Las páginas de este cuaderno pretenden impugnar, antes que nada, este tópico. Esta crónica quiere ser la descripción de una cadena de conductas políticas que, si nos han llevado hasta aquí –hasta el colapso del sistema–, forzosamente se han caracterizado por la irresponsabilidad. Esta atropellada indagación en los últimos veinte años, que constituirá el capítulo central de la biografía civil de una generación que no contaba con ninguna épica (para ser más exactos, mi generación, la que creció dentro de la ilusión frustrada del fin de la historia), ha terminado por adquirir la estructura de un drama con el desenlace inquietantemente abierto. Este librito pretende ampliar las voces y la cronología con el objetivo de problematizar los relatos hegemónicos que nos han contado. Este acta notarial debería dar fe de una crisis constitucional española que se ha ido pudriendo, una crisis que ha terminado por dejar en suspenso el Estado que se refundó durante la Transición –con un punto ciego en el centro, oscuro y desnudo, irradiando inestabilidad institucional, como previó un tal Antonio Pedrol Rius–. Este panfleto quería ser un ensayo.
El punto ciego
Hace poco menos de un año una grúa de color amarillo enfilaba la calle de la Cala dels Crancs en dirección al chalé Cap Salou. Era mayo de 2017. A medida que la grúa se acercaba al destino, empezaba el final de un litigio iniciado veinticuatro años atrás. Los últimos propietarios del chalé, que había sido lujoso pero que en los últimos lustros no había hecho otra cosa que degradarse (más saqueos, más pintadas), habían sido el Ayuntamiento de Reus y el Colegio de Abogados de Madrid. Se lo había dejado en herencia el hombre poderoso que lo hizo construir para pasar ahí los veranos. Antonio Pedrol Rius. Pedrol murió en 1992. Cuando la grúa terminó el trabajo, el chalé ya no existía.

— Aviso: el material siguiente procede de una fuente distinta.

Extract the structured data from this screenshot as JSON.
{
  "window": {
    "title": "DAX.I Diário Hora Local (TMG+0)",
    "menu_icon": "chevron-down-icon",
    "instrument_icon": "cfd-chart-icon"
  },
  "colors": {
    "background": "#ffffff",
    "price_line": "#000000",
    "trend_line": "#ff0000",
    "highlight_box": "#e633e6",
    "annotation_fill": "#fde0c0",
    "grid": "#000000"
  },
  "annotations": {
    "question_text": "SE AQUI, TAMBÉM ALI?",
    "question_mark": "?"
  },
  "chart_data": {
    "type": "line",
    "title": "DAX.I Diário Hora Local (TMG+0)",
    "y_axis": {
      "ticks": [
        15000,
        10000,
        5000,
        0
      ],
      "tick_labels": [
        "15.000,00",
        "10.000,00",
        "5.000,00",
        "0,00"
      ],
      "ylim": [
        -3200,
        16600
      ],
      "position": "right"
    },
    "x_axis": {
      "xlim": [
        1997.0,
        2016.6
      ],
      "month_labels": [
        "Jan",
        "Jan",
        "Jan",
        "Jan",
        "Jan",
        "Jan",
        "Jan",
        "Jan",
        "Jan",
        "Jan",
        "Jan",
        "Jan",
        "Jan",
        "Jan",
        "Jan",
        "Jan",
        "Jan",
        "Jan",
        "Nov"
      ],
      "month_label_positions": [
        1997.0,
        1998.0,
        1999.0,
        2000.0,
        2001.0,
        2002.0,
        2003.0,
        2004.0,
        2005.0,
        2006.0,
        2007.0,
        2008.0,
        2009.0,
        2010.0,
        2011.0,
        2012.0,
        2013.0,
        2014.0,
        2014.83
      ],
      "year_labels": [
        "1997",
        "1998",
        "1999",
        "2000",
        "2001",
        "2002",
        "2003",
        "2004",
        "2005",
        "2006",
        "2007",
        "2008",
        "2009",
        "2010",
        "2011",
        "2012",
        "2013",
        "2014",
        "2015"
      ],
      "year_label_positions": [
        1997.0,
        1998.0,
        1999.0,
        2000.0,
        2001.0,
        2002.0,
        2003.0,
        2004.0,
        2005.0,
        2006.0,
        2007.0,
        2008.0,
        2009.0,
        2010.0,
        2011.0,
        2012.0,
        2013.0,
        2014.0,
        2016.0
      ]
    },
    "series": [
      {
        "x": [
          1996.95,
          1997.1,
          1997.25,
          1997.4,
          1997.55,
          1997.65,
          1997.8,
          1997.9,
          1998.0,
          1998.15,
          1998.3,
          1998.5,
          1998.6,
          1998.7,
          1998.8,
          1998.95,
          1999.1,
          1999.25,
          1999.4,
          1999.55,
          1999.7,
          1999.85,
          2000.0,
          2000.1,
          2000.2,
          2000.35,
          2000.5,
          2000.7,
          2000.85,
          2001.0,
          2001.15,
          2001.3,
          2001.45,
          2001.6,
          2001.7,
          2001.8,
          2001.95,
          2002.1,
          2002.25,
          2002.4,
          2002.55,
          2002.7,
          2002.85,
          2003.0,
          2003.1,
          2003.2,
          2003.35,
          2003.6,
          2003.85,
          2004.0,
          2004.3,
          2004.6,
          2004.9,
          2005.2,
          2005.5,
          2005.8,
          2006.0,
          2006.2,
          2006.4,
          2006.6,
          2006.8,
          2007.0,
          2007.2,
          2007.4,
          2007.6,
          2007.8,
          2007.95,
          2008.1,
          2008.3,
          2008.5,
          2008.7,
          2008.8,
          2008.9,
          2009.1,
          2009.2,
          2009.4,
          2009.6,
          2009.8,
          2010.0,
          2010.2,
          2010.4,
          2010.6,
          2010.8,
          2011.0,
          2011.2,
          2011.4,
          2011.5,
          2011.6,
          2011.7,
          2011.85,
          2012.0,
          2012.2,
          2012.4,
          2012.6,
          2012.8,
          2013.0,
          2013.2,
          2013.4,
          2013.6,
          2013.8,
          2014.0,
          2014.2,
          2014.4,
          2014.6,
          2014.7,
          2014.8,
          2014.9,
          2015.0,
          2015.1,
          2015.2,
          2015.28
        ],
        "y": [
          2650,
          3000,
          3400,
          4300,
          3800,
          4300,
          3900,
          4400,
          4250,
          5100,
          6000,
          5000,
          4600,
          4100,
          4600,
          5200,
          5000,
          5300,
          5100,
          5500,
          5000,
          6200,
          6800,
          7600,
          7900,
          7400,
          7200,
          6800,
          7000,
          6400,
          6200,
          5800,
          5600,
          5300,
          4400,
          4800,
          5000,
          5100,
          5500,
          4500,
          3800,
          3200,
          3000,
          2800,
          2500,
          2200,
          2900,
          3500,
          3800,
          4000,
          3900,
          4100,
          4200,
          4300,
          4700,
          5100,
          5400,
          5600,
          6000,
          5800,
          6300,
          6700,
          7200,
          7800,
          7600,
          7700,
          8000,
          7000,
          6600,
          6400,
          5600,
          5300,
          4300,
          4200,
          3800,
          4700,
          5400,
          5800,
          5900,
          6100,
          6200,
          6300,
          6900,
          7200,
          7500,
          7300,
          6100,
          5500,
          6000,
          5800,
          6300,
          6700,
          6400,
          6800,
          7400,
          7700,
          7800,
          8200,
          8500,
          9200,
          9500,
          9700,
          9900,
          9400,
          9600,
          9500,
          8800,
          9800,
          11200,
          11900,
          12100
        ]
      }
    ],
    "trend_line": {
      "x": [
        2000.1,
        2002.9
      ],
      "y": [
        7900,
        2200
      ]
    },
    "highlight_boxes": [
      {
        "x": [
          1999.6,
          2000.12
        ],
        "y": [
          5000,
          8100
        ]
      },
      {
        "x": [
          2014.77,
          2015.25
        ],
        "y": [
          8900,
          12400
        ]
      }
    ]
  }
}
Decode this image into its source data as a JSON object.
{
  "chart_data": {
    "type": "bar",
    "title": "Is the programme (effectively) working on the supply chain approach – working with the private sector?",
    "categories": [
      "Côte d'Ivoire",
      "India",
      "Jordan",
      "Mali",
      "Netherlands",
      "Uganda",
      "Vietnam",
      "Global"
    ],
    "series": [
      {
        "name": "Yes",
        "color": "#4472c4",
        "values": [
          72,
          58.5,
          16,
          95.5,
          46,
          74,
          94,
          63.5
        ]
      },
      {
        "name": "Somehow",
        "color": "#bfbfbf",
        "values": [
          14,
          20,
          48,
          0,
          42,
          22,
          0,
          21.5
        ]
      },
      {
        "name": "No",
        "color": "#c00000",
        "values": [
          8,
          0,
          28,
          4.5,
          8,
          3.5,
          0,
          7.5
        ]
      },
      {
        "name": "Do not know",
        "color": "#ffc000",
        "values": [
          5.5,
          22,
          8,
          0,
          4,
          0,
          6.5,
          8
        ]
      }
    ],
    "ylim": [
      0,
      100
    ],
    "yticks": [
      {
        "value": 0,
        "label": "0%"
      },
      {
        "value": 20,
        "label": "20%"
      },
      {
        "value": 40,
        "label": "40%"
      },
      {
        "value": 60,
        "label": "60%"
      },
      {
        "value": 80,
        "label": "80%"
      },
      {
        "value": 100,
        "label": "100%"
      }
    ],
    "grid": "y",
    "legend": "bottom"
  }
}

Un personaje singular, Pedrol. Hombre de un mundo gris. Hijo de una familia sin renombre, nacido en 1910 en Reus, formó parte de las Congregaciones Marianas –un trampolín juvenil para acceder a las palancas de poder civil del catolicismo organizado– y estudió Derecho en Zaragoza. Buen estudiante, buenas notas. Y, ya de entrada, carrera profesional en Madrid, desde donde enviaba crónicas para el diario catalanista y democristiano El Matí. Después, la guerra. Y las consecuencias de la Guerra Civil, como a todos los españoles de su generación, le cambian la vida. Gana. Se integra en el mundo de la victoria; será uno de los técnicos calificados que formarán parte del cuerpo jurídico y militar que dará cobertura legal a la represión. ¿Ideología? Diría que no importa demasiado. Más relevante es entender que, lentamente, se fue convirtiendo en un paradigma del nuevo sistema. Como tal, y como tantos otros, hará dinero, mucho, y de manera opaca.
A finales de la década de los cuarenta funda un banco. No en Madrid. En Tánger. La ciudad era una plaza financiera excepcional. La moneda oficial era el franco marroquí, de acuerdo, pero esa no era la artimaña de la que se podía sacar provecho. Allí, la gracia era que estaba permitida la libre circulación de divisas. Con un añadido. En ese mercado internacional, en ese y en ningún otro, corría la peseta. Bingo. Durante unos años sería la ciudad abierta para nuestros contrabandistas de divisas. Allí, a través de esa fórmula y de aquella entidad, el primo segundo de Pedrol –el político republicano Josep Andreu i Abelló– se hizo millonario. Era un mecanismo del cual también participó, para enriquecerse, el padre de Jordi Pujol.
Durante el tramo central del franquismo el despacho de derecho mercantil de Pedrol gana prestigio mientras él se fuma unos habanos inacabables. Sus clientes hacen grandes negocios al calor de la dictadura. Él los hace con ellos. No se mete en política. No lo necesita. Se mueve bien en los vasos comunicantes del poder de la capital porque es una pieza del engranaje de la élite del sistema.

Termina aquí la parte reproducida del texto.